Baseball: This one seems more difficult than it is. The Chicago Cubs’ perennial underdog status seems to reflect the Jewish ethos; the Boston Red Sox’ almost messianic redemption seems to reflect the Jewish story (unless it too closely reflects the Christian one!). The Detroit Tigers had Hank Greenberg, the Milwaukee Brewers have Ryan Braun. The San Francisco Giants trace their route back to New York City, and the New York Mets have claimed the mantle of New York teams departed. Which is to say nothing of the Yankees. However, talk of New York of course leads us to the Los Angeles Dodgers. Had this merely been the franchise that hosted Sandy Koufax, dayenu. But, of course, this was the last professional franchise to call Brooklyn home until the Brooklyn Nets debuted a couple of weeks ago. (In fact, for the first couple years of his career, Koufax played home games at Ebbets Field, about five miles from the Bensonhurst neighborhood where he’d grown up.) So, Dodgers it is.
Basketball: After New York, Philadelphia was the hotbed of Jewish basketball: Eddie Gottlieb managed the South Philadelphia Hebrew Association squad (the SPHAs) before becoming coach and then owner of the NBA’s Philadelphia Warriors. After they skipped town for San Francisco (they now play in Oakland and are known as the Golden State Warriors), the great Dolph Schayes’ Syracuse Nationals moved down to become the 76ers. Of course, the key phrase here is “after New York.” It was New York Jews who developed the game; Ossie Schechtman who scored the first basket in NBA history while playing for the New York Knickerbockers; and Red Holzman, profiled in our book by Todd Gitlin, who coached the Knicks to two championships 25 years later. Also, Woody Allen is a Knicks fan. This one isn’t even close.

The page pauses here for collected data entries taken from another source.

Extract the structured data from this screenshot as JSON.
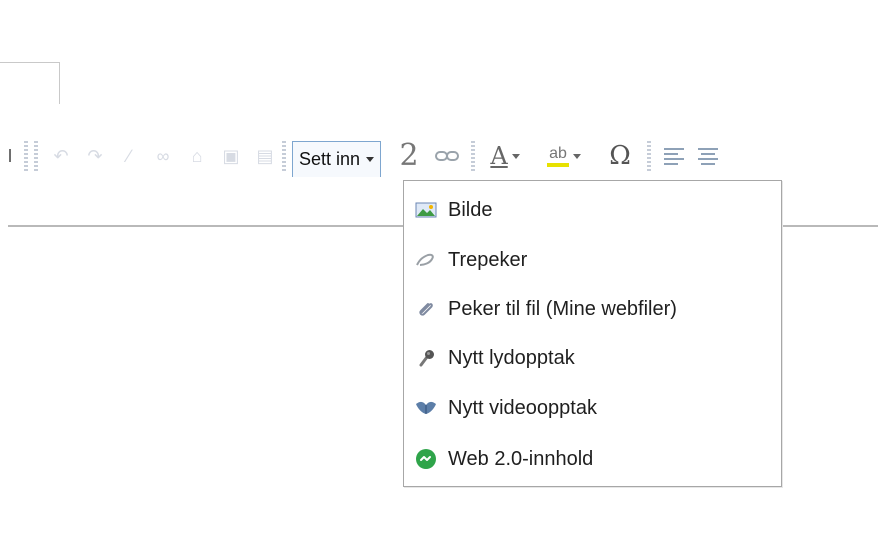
{
  "toolbar": {
    "left_symbol": "I",
    "sett_inn_label": "Sett inn",
    "superscript_symbol": "2",
    "text_color_symbol": "A",
    "highlight_symbol": "ab",
    "omega_symbol": "Ω"
  },
  "dropdown": {
    "items": [
      {
        "label": "Bilde",
        "icon": "image-icon"
      },
      {
        "label": "Trepeker",
        "icon": "trail-icon"
      },
      {
        "label": "Peker til fil (Mine webfiler)",
        "icon": "paperclip-icon"
      },
      {
        "label": "Nytt lydopptak",
        "icon": "microphone-icon"
      },
      {
        "label": "Nytt videoopptak",
        "icon": "video-icon"
      },
      {
        "label": "Web 2.0-innhold",
        "icon": "web-icon"
      }
    ]
  },
  "colors": {
    "accent_border": "#7ea6cf",
    "menu_border": "#a7a7a7",
    "highlight_yellow": "#e7e100",
    "web_green": "#2fa44a"
  }
}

Football: It would be simple to give this to the New York (football) Giants. They won the second-ever NFL championship when five-foot equipment manager Abe Cohen secured them special shoes to play on the iced-over Polo Grounds. They were quarterback Benny Friedman’s team. Even today, they are half-owned by film producer Steve Tisch. But enough with New York, right? Let’s give this to Al Davis’ team, the Oakland Raiders, now owned by his son. The real question is: are the Raiders a point of pride, or a shanda fur de goyim?
Hockey: In Jewish Jocks, Grantland writer Jonah Keri—whose professional focus is baseball—makes a case for his hometown Montreal Canadiens in the course of profiling defender Mathieu Schneider, and it’s a convincing one. The Canadiens have won more championships than any team in any other major sport except for the Yankees—but have not done so for nearly two decades, and these days (especially as a cancelled NHL season looms), they are as much an exercise in nostalgia as anything else. Sound familiar? Besides, hockey is like smoked meat to basketball’s pastrami, right?
Soccer: If we were restricting ourselves to the English Premier League, this would be the Tottenham Hotspurs, whose fans call them “Yids”—in a good way—in part due to their North London environs. But as Simon Kuper makes clear in his Jewish Jocks essay on Bennie Muller, it’s the Dutch squad Ajax that is undeniably the world’s most Jewish soccer club. It’s so Jewish that even non-Jewish players like superstar Johan Cruijff were assumed to be of the Tribe.
Olympics: On the one hand, there is a more or less official Jewish country. (More or less: I don’t mean to start any arguments here.) On the other hand, a different country has, by far, sent the most Jewish medal-winners to various Games. Our pick? The United States of America.